Among the truly great poets, the handful of absolute masters, the most neglected is Horace. This was not always so, but when the study of Latin fell away so too did Horace’s influence and reputation. He does not yield readily to translation: his poetry combines colloquial ease and extreme concision in a way almost impossible to imitate in other tongues. (David Ferry’s marvelous versions don’t even try to be concise, but they capture much of Horace’s distinctive and inimitable charm.) In the last hundred years, two major poets in English have understood themselves as heirs to the Horatian tradition. One of them is W. H. Auden, and the other is Les Murray.
Michael O’Loughlin has named this tradition “retired leisure,” a retreat from the vortex of social and political life not simply to repudiate it, but to save yourself from being torn apart by it, to see it more clearly, to bear vivid witness to its absurdities—and perhaps to exemplify better ways to live. Horace’s friend and patron Maecenas bought him a farm near modern Licenza—the poet called it his “Sabine farm”—and from there he watched with tolerant wisdom the follies of Rome, and wrote his beautiful poems. Les Murray’s place in little Bunyah, up the North Coast of New South Wales, is his Sabine farm.
Because there’s plenty of room in the countryside, the view from the farm is a sprawling one, and Murray is an advocate of sprawl. To sprawl is to ease past boundaries, cheerfully, without aggression. “Sprawl gets up the noses of many kinds of people / (every kind that comes in kinds),” but sprawl doesn’t worry too much about this.
Sprawl leans on things. It is loose-limbed in its mind.
Reprimanded and dismissed,
it listens with a grin and one boot up on the rail
of possibility. It may have to leave the Earth.
Being roughly Christian, it scratches the other cheek
And thinks it unlikely. Though people have been shot for sprawl.
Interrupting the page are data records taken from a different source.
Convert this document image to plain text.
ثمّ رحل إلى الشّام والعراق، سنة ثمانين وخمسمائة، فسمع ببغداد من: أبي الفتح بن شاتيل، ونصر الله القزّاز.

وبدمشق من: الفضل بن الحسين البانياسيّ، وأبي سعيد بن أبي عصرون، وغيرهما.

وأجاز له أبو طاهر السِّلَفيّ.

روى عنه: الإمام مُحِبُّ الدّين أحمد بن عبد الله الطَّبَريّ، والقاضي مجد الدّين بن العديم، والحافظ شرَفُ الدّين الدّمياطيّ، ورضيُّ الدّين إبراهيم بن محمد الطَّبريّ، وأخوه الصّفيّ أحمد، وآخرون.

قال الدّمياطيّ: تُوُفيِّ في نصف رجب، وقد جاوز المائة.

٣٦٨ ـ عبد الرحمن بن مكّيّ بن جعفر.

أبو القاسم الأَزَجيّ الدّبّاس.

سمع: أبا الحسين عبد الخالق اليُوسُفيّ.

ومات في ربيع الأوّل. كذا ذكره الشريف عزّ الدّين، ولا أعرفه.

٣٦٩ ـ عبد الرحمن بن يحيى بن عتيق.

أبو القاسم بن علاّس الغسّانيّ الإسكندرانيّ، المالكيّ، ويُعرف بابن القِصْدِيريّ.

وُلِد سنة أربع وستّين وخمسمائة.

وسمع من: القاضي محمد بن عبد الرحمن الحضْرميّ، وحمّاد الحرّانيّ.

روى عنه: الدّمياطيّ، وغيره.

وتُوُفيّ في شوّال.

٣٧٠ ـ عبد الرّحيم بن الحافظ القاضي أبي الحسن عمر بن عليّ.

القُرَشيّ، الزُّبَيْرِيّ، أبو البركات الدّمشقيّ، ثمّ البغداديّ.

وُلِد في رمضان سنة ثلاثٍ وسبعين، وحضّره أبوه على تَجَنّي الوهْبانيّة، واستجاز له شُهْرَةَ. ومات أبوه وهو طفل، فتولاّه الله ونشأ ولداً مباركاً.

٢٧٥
The poem I’ve been quoting from, “The Quality of Sprawl,” is one of Murray’s most famous ones, and widely cited in Australia. It does not appear in the New Selected Poems. (Neither does the marvelous Centurion poem.) Murray offers no explanation for this, indeed offers nothing here but poems: the collection bears no preface or introduction or acknowledgments, not even dates, so it’s impossible to tell what order the poems have, if any. Such insouciance is itself a kind of sprawl.